I found some chapters more appealing than others in this edited text, which reaches across disciplines through rather broad overviews, and I am sure that many readers will agree with me. However, as a consequence of the broad audience to which this text is relevant, I am also sure that there will be disagreements about which specific chapters are more pleasing. In part 1, George Vaillant's views of the usual clinical course or natural history of the substance use disorders and how psychotherapeutic approaches might differ across this cycle is thought-provoking. I was also intrigued by Griffith Edwards' historical perspective on three major developments in therapies relevant to the substance use disorders over the last 200 years. Dr. Edwards presents the theme of the need for psychotherapies to take advantage of the natural healing processes, a thought that ties together the questions raised by Dr. Vaillant in part 1 with two treatment-related chapters on addictive behaviors and Alcoholics Anonymous in part 2. Regarding this latter and more extensive section, the reader might find especially helpful Susan Davison's chapter, on differing intensities of psychotherapy for different individuals, the reviews of cognitive and behavioral approaches by Ruth Williams and by Michael Gossop, the overview of motivational issues by Robin Davidson, and the application of these and other approaches to a group treatment setting by Wojciech Falkowski.

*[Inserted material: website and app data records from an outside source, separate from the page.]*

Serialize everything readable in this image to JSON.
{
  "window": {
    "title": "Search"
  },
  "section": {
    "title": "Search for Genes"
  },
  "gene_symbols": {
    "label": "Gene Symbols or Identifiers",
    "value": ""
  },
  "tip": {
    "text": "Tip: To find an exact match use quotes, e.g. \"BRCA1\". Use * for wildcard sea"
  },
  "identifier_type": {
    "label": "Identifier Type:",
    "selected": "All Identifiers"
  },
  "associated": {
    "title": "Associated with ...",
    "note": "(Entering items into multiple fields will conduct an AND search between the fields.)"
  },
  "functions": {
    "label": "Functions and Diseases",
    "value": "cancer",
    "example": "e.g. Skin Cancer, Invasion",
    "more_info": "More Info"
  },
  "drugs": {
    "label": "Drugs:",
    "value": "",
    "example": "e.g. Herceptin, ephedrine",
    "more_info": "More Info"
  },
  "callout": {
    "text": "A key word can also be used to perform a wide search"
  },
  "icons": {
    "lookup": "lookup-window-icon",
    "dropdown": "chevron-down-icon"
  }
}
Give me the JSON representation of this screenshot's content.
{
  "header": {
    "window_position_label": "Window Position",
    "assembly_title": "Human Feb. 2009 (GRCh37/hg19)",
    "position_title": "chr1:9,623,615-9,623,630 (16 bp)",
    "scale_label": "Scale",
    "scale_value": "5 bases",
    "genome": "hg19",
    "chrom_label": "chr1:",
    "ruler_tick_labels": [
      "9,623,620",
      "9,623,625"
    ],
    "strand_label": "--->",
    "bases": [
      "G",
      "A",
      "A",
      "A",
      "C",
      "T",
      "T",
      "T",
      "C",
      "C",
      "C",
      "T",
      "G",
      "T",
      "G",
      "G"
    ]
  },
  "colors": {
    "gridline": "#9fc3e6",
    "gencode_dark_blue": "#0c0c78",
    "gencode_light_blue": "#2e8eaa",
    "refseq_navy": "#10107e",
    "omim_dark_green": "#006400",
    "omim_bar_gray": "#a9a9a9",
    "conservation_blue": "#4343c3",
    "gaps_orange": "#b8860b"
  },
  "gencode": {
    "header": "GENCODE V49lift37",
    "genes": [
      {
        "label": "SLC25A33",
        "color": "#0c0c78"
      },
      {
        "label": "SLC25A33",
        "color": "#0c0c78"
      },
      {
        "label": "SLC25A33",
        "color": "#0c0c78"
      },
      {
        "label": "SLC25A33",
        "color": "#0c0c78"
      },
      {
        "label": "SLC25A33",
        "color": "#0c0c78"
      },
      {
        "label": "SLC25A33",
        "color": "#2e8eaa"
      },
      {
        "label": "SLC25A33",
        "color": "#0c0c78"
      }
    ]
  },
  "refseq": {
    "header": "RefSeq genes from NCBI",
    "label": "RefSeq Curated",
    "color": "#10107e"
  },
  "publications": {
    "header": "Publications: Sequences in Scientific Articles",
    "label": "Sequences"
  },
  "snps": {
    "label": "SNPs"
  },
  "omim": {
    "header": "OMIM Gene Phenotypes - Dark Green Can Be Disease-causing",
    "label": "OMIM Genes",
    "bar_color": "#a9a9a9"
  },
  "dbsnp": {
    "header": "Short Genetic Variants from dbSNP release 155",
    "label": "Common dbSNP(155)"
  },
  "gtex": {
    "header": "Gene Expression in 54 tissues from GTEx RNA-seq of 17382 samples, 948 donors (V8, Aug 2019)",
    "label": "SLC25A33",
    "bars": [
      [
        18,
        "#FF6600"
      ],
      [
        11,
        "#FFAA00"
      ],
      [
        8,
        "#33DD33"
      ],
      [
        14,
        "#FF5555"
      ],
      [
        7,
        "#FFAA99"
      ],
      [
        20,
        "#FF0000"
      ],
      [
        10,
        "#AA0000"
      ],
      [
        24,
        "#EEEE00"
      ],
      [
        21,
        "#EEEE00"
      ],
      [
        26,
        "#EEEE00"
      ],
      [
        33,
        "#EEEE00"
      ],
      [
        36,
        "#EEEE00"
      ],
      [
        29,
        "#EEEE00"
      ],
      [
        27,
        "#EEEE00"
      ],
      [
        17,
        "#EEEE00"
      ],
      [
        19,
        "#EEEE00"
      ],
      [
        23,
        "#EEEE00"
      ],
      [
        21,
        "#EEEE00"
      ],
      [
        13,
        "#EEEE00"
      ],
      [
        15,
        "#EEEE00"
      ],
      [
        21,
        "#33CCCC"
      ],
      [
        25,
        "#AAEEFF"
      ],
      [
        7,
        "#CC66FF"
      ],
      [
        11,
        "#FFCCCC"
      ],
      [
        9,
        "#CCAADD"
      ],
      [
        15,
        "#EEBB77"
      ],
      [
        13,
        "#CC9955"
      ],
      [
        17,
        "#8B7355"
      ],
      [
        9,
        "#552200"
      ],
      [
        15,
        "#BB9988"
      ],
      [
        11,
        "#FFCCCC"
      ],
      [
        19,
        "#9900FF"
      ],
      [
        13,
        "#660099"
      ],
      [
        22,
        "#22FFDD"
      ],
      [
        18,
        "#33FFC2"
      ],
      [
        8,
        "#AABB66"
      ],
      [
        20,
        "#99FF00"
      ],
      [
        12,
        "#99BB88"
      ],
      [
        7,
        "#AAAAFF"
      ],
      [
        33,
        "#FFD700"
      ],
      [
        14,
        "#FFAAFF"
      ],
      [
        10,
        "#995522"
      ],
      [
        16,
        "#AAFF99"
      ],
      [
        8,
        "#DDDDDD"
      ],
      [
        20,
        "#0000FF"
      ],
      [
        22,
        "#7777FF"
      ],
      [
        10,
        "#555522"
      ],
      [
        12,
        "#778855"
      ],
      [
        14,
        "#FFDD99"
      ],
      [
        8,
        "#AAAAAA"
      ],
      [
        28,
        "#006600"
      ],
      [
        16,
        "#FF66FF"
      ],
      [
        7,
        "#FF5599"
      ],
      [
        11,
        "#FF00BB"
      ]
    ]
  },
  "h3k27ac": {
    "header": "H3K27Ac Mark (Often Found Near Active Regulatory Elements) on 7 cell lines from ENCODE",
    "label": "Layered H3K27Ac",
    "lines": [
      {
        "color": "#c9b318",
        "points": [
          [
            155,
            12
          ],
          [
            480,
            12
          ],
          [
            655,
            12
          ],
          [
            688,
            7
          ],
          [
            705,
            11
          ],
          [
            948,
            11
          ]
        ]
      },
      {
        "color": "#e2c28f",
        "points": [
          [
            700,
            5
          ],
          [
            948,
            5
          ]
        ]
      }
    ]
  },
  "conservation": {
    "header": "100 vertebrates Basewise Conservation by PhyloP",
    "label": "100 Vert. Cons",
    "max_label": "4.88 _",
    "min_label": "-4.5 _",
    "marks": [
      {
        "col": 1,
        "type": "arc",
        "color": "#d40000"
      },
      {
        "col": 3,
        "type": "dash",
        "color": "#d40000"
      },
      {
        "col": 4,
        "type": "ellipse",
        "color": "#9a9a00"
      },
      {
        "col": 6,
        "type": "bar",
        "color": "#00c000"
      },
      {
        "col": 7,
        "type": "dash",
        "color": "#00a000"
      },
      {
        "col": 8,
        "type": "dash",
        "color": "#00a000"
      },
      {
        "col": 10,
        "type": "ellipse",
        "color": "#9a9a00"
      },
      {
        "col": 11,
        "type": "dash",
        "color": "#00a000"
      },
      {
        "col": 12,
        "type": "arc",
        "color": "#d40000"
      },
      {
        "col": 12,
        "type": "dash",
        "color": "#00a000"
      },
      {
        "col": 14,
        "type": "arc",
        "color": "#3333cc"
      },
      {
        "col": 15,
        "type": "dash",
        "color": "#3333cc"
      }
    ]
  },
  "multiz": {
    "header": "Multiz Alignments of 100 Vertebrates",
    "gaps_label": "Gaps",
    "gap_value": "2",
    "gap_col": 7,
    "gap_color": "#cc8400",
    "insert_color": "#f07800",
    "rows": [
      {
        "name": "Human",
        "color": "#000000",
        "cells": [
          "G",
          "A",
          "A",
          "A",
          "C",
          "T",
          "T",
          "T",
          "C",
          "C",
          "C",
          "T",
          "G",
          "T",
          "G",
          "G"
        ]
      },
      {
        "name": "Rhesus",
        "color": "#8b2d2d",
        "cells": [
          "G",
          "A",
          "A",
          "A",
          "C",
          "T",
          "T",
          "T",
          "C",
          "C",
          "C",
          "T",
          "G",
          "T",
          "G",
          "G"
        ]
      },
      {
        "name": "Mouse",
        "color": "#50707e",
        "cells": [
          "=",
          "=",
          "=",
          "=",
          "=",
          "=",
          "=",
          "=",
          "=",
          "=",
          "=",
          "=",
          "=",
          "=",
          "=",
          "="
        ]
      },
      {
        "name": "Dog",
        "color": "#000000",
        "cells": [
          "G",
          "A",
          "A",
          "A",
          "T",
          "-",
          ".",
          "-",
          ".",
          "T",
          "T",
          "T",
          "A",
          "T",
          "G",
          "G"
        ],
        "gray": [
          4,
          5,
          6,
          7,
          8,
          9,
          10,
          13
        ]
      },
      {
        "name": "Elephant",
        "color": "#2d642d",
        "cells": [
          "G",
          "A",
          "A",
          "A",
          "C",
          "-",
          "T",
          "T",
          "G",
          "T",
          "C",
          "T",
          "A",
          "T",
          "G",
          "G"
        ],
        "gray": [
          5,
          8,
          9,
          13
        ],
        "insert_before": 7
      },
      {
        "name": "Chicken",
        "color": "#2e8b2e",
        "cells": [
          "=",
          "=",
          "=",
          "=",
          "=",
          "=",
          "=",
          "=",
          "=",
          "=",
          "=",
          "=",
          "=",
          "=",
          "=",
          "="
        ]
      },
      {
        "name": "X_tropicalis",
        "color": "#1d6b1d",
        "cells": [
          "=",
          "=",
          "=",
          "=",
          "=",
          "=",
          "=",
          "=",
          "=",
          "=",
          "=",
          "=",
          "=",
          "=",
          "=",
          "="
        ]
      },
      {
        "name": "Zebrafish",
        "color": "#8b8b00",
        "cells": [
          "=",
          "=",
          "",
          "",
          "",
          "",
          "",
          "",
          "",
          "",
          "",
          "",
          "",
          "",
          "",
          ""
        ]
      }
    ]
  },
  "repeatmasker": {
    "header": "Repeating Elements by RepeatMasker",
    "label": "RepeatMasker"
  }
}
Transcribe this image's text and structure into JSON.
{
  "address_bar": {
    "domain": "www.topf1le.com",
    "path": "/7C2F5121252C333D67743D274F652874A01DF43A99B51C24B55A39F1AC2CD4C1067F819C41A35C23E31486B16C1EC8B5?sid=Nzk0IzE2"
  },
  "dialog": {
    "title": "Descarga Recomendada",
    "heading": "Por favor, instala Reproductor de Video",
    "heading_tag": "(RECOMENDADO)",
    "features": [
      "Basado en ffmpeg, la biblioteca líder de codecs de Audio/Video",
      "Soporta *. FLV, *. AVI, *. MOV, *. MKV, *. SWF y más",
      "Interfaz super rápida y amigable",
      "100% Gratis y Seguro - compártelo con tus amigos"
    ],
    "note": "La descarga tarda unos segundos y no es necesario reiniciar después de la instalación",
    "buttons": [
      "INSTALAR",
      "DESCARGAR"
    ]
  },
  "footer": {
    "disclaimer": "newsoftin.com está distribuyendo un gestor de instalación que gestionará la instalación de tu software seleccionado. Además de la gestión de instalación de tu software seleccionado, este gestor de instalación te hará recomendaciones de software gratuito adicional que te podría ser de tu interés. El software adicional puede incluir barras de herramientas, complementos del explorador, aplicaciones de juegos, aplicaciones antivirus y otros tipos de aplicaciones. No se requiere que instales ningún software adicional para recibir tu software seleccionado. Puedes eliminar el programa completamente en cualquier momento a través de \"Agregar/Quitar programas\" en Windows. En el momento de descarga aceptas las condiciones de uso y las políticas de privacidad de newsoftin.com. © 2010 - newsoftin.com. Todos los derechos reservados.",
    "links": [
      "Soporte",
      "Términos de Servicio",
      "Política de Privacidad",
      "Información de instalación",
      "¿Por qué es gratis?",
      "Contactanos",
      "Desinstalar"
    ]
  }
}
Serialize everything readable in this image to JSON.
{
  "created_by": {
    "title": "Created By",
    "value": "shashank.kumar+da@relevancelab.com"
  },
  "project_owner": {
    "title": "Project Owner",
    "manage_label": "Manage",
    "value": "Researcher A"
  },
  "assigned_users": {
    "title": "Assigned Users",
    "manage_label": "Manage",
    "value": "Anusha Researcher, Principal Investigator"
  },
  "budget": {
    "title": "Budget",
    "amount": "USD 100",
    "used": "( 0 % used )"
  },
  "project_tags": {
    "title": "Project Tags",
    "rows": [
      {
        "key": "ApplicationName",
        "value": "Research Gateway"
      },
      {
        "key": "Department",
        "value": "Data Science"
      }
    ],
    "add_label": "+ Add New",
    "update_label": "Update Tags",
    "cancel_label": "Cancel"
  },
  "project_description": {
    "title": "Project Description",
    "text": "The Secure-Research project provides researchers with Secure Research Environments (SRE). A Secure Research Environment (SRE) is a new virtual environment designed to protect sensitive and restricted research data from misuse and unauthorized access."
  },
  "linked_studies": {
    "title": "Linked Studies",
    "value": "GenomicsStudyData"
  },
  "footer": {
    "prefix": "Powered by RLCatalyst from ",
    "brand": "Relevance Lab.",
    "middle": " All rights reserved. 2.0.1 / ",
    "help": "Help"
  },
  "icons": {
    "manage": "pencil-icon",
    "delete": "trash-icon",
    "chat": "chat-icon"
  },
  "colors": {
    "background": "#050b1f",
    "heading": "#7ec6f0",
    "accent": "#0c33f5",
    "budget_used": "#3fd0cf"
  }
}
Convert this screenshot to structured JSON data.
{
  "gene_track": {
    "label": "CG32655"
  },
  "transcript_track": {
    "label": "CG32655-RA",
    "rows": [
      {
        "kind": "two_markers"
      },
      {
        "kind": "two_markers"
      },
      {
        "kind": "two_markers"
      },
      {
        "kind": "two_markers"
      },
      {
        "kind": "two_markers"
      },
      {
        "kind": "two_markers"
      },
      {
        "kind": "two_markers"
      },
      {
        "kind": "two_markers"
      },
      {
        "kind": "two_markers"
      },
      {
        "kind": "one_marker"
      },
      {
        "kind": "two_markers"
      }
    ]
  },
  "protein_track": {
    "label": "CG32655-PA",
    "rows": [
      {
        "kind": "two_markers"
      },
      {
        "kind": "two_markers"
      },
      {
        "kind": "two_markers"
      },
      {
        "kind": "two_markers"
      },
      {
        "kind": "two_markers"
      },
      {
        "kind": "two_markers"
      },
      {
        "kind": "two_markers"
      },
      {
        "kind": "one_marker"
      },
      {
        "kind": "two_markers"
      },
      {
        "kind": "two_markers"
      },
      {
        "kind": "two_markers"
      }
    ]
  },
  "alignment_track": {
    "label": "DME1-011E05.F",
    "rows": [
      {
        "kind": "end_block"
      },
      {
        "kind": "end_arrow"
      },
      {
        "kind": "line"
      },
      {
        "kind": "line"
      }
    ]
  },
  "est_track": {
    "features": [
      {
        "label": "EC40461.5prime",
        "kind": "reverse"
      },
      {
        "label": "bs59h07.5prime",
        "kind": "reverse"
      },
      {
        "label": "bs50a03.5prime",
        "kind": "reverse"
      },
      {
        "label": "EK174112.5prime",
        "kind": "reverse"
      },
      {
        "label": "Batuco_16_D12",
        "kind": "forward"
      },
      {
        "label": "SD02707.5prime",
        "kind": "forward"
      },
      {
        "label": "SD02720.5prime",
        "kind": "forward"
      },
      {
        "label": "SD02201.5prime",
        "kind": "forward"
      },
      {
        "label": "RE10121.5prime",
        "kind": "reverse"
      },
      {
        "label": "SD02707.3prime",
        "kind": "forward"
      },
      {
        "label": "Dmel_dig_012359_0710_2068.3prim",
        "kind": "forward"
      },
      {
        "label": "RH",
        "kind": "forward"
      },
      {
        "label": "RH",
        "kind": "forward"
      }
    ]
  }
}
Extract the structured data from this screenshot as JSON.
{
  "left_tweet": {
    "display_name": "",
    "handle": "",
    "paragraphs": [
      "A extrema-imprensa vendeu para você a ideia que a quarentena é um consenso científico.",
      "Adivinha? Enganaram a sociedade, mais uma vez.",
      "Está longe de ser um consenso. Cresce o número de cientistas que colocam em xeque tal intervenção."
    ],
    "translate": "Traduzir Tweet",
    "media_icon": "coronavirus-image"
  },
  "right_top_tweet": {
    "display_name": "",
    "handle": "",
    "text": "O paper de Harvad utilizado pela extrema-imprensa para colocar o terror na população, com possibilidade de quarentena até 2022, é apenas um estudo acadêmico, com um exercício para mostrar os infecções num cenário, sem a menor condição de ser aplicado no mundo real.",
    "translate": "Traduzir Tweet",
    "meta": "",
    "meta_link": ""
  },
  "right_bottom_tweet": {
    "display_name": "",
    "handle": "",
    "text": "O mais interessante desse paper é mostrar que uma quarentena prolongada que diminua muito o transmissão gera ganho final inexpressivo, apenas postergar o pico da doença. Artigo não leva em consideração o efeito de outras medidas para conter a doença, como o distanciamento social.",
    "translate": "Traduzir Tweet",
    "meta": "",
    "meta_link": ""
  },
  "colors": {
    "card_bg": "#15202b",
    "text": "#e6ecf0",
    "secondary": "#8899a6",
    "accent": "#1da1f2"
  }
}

This book should be useful for psychotherapists who wish to apply their disciplines to the treatment of people with substance use disorders, as well as for clinicians in the alcohol and drug field, who would benefit from understanding more about the theoretical and practical background of many of the steps they find themselves taking with their patients and clients. The text could also serve as a useful stimulus for discussion in classrooms and training programs relevant to the two disciplines. Recognizing that no book can accomplish everything simultaneously, I think that readers interested in more detailed descriptions of relevant issues, as well as those already conversant with the basics of the two disciplines, might turn to more detailed texts, but they will have to pay the price of a limited amount of cross-talk between these two important clinical topics.